Duas cenas exemplificam o gosto com que esta equipa faz o seu filme como um projeto de cenas: aquela em que os três atores improvisam  diálogos para um microfone enquanto estão na banheira (citation Godard?), em resposta ao desafio dramático urdido por Gomes e em que, no seguimento do que é esse trabalho construtivo do improviso interpretativo, afirma Cotta: “…isto é que é gastar película!…”; a outra é a última do filme e primeira da narração e aquela em que a equipa ouve as obrigações e recomendações de segurança da Portugal Film Comission, no que toca à produção audiovisual durante a pandemia. Toda a equipa está presente, uma câmara de 16 mm filma, uma segunda câmara começa a filmar, irrompe uma discussão entre Patrick, o assistente de realização e Vasco, o técnico de som, sobre emails recebidos e lidos, clara ficção para o filme, um arrufo do pessoal do cinema, comédia bem-disposta do filmmaking.

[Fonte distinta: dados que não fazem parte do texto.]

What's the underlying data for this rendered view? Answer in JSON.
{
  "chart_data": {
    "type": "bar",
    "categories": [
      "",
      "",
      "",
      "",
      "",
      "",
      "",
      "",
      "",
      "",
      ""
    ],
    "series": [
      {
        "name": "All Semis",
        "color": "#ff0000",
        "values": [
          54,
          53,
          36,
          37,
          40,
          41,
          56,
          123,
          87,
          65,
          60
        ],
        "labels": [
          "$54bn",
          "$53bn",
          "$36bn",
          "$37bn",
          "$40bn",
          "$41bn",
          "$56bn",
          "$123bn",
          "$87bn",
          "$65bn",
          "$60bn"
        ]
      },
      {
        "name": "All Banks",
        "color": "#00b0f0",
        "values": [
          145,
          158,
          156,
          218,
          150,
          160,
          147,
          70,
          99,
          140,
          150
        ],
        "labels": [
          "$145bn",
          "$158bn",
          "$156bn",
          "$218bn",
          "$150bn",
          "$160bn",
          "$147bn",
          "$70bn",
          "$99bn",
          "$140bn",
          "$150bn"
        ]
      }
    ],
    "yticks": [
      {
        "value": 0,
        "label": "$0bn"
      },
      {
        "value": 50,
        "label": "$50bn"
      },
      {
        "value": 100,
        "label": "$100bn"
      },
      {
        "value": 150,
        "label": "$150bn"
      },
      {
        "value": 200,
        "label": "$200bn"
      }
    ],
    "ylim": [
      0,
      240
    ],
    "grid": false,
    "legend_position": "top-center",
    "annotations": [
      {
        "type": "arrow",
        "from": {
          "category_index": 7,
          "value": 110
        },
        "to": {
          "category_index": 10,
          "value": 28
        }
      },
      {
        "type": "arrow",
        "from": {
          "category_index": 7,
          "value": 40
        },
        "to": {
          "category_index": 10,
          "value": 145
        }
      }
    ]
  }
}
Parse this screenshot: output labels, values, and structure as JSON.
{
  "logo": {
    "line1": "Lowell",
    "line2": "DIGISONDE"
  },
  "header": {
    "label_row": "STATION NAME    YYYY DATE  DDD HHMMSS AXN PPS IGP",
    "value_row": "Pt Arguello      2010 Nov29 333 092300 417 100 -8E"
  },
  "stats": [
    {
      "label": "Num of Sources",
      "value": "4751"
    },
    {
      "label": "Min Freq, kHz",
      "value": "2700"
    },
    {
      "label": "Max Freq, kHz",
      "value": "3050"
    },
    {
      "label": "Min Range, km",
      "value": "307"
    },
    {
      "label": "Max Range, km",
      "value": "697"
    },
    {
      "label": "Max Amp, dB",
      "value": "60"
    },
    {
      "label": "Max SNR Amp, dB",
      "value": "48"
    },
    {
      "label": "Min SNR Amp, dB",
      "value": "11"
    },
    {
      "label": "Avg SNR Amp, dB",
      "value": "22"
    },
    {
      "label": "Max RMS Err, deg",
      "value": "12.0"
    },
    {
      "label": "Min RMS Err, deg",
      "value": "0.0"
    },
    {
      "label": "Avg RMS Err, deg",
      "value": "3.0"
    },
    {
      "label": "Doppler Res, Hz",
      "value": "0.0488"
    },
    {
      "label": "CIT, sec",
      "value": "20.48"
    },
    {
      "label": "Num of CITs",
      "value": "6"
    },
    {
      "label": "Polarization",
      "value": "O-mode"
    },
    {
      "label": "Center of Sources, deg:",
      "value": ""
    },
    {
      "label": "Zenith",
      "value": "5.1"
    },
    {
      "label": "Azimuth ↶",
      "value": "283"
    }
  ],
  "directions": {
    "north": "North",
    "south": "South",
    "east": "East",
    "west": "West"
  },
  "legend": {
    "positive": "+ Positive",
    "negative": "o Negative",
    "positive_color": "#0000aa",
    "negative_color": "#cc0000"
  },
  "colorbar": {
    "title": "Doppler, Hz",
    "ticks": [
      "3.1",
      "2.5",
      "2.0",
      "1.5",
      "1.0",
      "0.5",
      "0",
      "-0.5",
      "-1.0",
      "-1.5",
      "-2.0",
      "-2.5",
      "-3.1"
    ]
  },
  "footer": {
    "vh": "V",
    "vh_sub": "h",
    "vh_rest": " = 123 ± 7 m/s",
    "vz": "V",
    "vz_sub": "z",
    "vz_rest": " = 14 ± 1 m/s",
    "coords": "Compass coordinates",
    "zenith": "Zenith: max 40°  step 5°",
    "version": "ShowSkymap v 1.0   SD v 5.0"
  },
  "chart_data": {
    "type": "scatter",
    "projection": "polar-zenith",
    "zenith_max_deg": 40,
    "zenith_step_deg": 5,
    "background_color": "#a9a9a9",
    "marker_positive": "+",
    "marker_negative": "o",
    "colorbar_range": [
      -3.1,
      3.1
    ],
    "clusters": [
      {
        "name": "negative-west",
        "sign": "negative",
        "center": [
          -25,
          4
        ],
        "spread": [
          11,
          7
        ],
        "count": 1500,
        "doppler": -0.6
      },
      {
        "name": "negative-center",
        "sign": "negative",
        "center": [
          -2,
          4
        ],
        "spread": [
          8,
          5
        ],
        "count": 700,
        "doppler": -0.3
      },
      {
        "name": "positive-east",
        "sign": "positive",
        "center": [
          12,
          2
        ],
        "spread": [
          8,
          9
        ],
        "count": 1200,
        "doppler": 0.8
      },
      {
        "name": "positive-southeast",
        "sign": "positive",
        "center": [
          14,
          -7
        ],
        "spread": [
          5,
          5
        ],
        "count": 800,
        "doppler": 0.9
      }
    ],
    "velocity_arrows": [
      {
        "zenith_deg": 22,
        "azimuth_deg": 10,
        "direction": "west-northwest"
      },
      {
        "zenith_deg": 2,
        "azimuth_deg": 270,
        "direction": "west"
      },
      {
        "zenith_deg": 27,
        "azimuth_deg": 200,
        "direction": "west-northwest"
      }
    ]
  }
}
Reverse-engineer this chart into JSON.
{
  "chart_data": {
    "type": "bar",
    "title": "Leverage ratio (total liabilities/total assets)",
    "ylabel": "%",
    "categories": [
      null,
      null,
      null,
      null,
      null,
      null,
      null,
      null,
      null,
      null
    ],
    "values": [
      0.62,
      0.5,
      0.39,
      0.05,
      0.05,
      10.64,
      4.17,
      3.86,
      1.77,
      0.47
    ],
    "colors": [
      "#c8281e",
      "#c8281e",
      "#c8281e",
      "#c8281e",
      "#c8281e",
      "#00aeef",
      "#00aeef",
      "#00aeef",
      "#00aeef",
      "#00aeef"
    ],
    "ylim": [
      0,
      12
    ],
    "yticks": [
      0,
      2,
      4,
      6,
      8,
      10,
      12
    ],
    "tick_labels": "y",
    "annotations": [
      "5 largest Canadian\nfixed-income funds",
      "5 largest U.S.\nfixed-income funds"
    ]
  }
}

Ambas afirmam a cena de cinema, a cena de um filme. A primeira declara a necessidade e a premência do analógico, da película: que ela se gasta, assim o é, mas gasta-se a fazer um filme, a fazer uma das suas partes, um improviso que seja, gasta-se bem. A segunda afirma a cumplicidade e a força de uma equipa de cinema a fazer o seu meta-cinema, para fazer olhar e pensar quem o vê. Não é isso mesmo que se espera de um filme?